THE SEARCH FOR GOD IN BEAUTY AND BEAUTY IN GOD
Michelangelo’s search for God, whose sublime purpose he saw revealed in the beauty of the human form and his disinterest in any subject save the human form, which he held to be the supreme vehicle of expression, led him to an intense and exhaustive study of the human body. His belief that nothing worth preserving could be done without genius was attended by the conviction that nothing could be done without persevering study. So Michelangelo studied the human form. He studied the ancient sculptors who knew how to represent the beautiful human body in motion, with all its muscles and sinews. However, he was not content with learning the laws of anatomy secondhand. He made his own research into human anatomy, dissected bodies and drew from models until the human figure did not seem to hold any secrets for him. He strove with an incredible singleness of purpose to master this one problem and master it fully until it was rumored that this young artist not only equaled the renowned masters of classical antiquity but actually surpassed them.
THE PIETA
At the age of twenty-three, Michelangelo was commissioned by a French cardinal to create the Pieta for St. Peter’s Basilica in the Vatican as a tomb monument. He traveled to the marble quarries at Cararra in central Italy to select the block from which to make this large work. The choice of the stone was important because he envisioned the statue as already existing within the marble, needing only to be “set free” from it. It was sculpted from 1498-1500 and established Michelangelo instantly as the greatest sculptor of his time. The word Pieta means pity from the Greek word for “compassion” or “pity” and refers not, as often presumed to this specific work (Michelangelo actually did two other Pietas later in life, both of them unfinished) but to a traditional type of devotional image. The theme of Mary cradling the dead body of Christ in her lap was all but unknown in Italy before Michelangelo made it famous in this statue, but it was a staple in the repertoire of French and German sculptors and painters. Michelangelo, however, rendered the northern theme in a way never before attempted or accomplished.
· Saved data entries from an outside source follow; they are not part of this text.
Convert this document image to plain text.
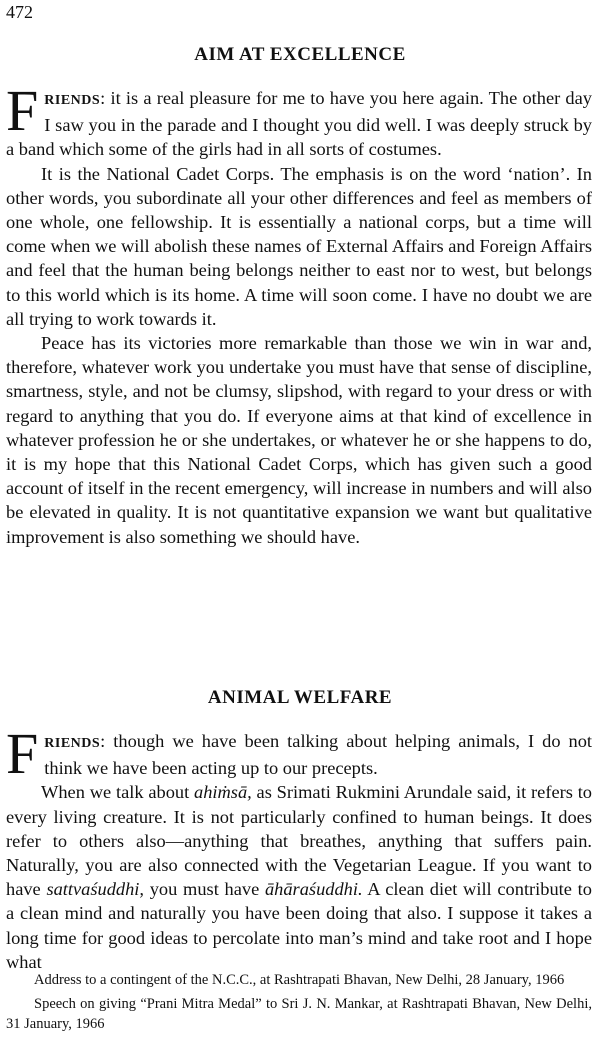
472
AIM AT EXCELLENCE

FRIENDS: it is a real pleasure for me to have you here again. The other day I saw you in the parade and I thought you did well. I was deeply struck by a band which some of the girls had in all sorts of costumes.

It is the National Cadet Corps. The emphasis is on the word ‘nation’. In other words, you subordinate all your other differences and feel as members of one whole, one fellowship. It is essentially a national corps, but a time will come when we will abolish these names of External Affairs and Foreign Affairs and feel that the human being belongs neither to east nor to west, but belongs to this world which is its home. A time will soon come. I have no doubt we are all trying to work towards it.

Peace has its victories more remarkable than those we win in war and, therefore, whatever work you undertake you must have that sense of discipline, smartness, style, and not be clumsy, slipshod, with regard to your dress or with regard to anything that you do. If everyone aims at that kind of excellence in whatever profession he or she undertakes, or whatever he or she happens to do, it is my hope that this National Cadet Corps, which has given such a good account of itself in the recent emergency, will increase in numbers and will also be elevated in quality. It is not quantitative expansion we want but qualitative improvement is also something we should have.

ANIMAL WELFARE

FRIENDS: though we have been talking about helping animals, I do not think we have been acting up to our precepts.

When we talk about ahiṁsā, as Srimati Rukmini Arundale said, it refers to every living creature. It is not particularly confined to human beings. It does refer to others also—anything that breathes, anything that suffers pain. Naturally, you are also connected with the Vegetarian League. If you want to have sattvaśuddhi, you must have āhāraśuddhi. A clean diet will contribute to a clean mind and naturally you have been doing that also. I suppose it takes a long time for good ideas to percolate into man’s mind and take root and I hope what

Address to a contingent of the N.C.C., at Rashtrapati Bhavan, New Delhi, 28 January, 1966

Speech on giving “Prani Mitra Medal” to Sri J. N. Mankar, at Rashtrapati Bhavan, New Delhi, 31 January, 1966
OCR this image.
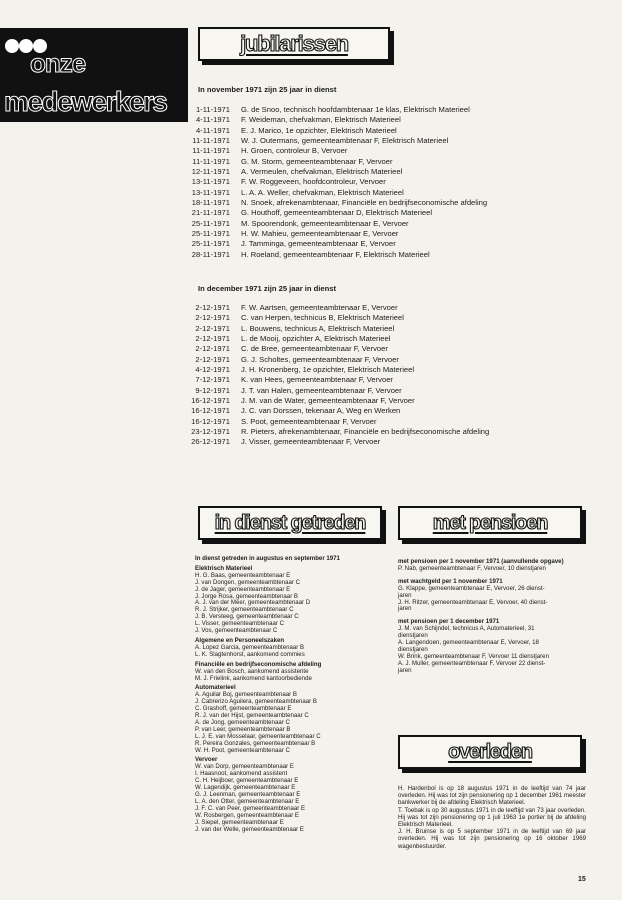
onze
medewerkers
jubilarissen
In november 1971 zijn 25 jaar in dienst
1-11-1971 G. de Snoo, technisch hoofdambtenaar 1e klas, Elektrisch Materieel
4-11-1971 F. Weideman, chefvakman, Elektrisch Materieel
4-11-1971 E. J. Marico, 1e opzichter, Elektrisch Materieel
11-11-1971 W. J. Outermans, gemeenteambtenaar F, Elektrisch Materieel
11-11-1971 H. Groen, controleur B, Vervoer
11-11-1971 G. M. Storm, gemeenteambtenaar F, Vervoer
12-11-1971 A. Vermeulen, chefvakman, Elektrisch Materieel
13-11-1971 F. W. Roggeveen, hoofdcontroleur, Vervoer
13-11-1971 L. A. A. Weller, chefvakman, Elektrisch Materieel
18-11-1971 N. Snoek, afrekenambtenaar, Financiële en bedrijfseconomische afdeling
21-11-1971 G. Houthoff, gemeenteambtenaar D, Elektrisch Materieel
25-11-1971 M. Spoorendonk, gemeenteambtenaar E, Vervoer
25-11-1971 H. W. Mahieu, gemeenteambtenaar E, Vervoer
25-11-1971 J. Tamminga, gemeenteambtenaar E, Vervoer
28-11-1971 H. Roeland, gemeenteambtenaar F, Elektrisch Materieel
In december 1971 zijn 25 jaar in dienst
2-12-1971 F. W. Aartsen, gemeenteambtenaar E, Vervoer
2-12-1971 C. van Herpen, technicus B, Elektrisch Materieel
2-12-1971 L. Bouwens, technicus A, Elektrisch Materieel
2-12-1971 L. de Mooij, opzichter A, Elektrisch Materieel
2-12-1971 C. de Bree, gemeenteambtenaar F, Vervoer
2-12-1971 G. J. Scholtes, gemeenteambtenaar F, Vervoer
4-12-1971 J. H. Kronenberg, 1e opzichter, Elektrisch Materieel
7-12-1971 K. van Hees, gemeenteambtenaar F, Vervoer
9-12-1971 J. T. van Halen, gemeenteambtenaar F, Vervoer
16-12-1971 J. M. van de Water, gemeenteambtenaar F, Vervoer
16-12-1971 J. C. van Dorssen, tekenaar A, Weg en Werken
16-12-1971 S. Poot, gemeenteambtenaar F, Vervoer
23-12-1971 R. Pieters, afrekenambtenaar, Financiële en bedrijfseconomische afdeling
26-12-1971 J. Visser, gemeenteambtenaar F, Vervoer
in dienst getreden	met pensioen
In dienst getreden in augustus en september 1971
Elektrisch Materieel
H. G. Baas, gemeenteambtenaar E
J. van Dongen, gemeenteambtenaar C
J. de Jager, gemeenteambtenaar E
J. Jorge Rosa, gemeenteambtenaar B
A. J. van der Meer, gemeenteambtenaar D
R. J. Strijker, gemeenteambtenaar C
J. B. Versteeg, gemeenteambtenaar C
L. Visser, gemeenteambtenaar C
J. Vos, gemeenteambtenaar C
Algemene en Personeelszaken
A. Lopez Garcia, gemeenteambtenaar B
L. K. Slagtenhorst, aankomend commies
Financiële en bedrijfseconomische afdeling
W. van den Bosch, aankomend assistente
M. J. Frielink, aankomend kantoorbediende
Automaterieel
A. Aguilar Boj, gemeenteambtenaar B
J. Cabrerizo Aguilera, gemeenteambtenaar B
C. Grashoff, gemeenteambtenaar E
R. J. van der Hijst, gemeenteambtenaar C
A. de Jong, gemeenteambtenaar C
P. van Leer, gemeenteambtenaar B
L. J. E. van Mosselaar, gemeenteambtenaar C
R. Pereira Gonzales, gemeenteambtenaar B
W. H. Poot, gemeenteambtenaar C
Vervoer
W. van Dorp, gemeenteambtenaar E
I. Haasnoot, aankomend assistent
C. H. Heijboer, gemeenteambtenaar E
W. Lagendijk, gemeenteambtenaar E
G. J. Leenman, gemeenteambtenaar E
L. A. den Otter, gemeenteambtenaar E
J. F. C. van Peer, gemeenteambtenaar E
W. Rosbergen, gemeenteambtenaar E
J. Siepel, gemeenteambtenaar E
J. van der Welle, gemeenteambtenaar E
met pensioen per 1 november 1971 (aanvullende opgave)
P. Nab, gemeenteambtenaar F, Vervoer, 10 dienstjaren
met wachtgeld per 1 november 1971
G. Klappe, gemeenteambtenaar E, Vervoer, 26 dienst-
jaren
J. H. Ritzer, gemeenteambtenaar E, Vervoer, 40 dienst-
jaren
met pensioen per 1 december 1971
J. M. van Schijndel, technicus A, Automaterieel, 31
dienstjaren
A. Langendoen, gemeenteambtenaar E, Vervoer, 18
dienstjaren
W. Brink, gemeenteambtenaar F, Vervoer 11 dienstjaren
A. J. Muller, gemeenteambtenaar F, Vervoer 22 dienst-
jaren
overleden
H. Hardenbol is op 18 augustus 1971 in de leeftijd van 74 jaar overleden. Hij was tot zijn pensionering op 1 december 1961 meester bankwerker bij de afdeling Elektrisch Materieel.
T. Toebak is op 30 augustus 1971 in de leeftijd van 73 jaar overleden. Hij was tot zijn pensionering op 1 juli 1963 1e portier bij de afdeling Elektrisch Materieel.
J. H. Bruinse is op 5 september 1971 in de leeftijd van 69 jaar overleden. Hij was tot zijn pensionering op 16 oktober 1969 wagenbestuurder.
15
Georgio Vasari, The great art historian wrote:
“It would be impossible for any craftsman or sculptor, no matter how brilliant, ever to surpass the grace
or design of this work, or try to cut and polish the marble with the skill that Michelangelo displayed. It
is certainly a miracle that a formless block of stone could ever have reduced to perfection that nature is
scarcely able to create in the flesh. Michelangelo put in to this work so much love and effort (something
that he never did again), that he left his name written across the sash over Our Lady’s breast.”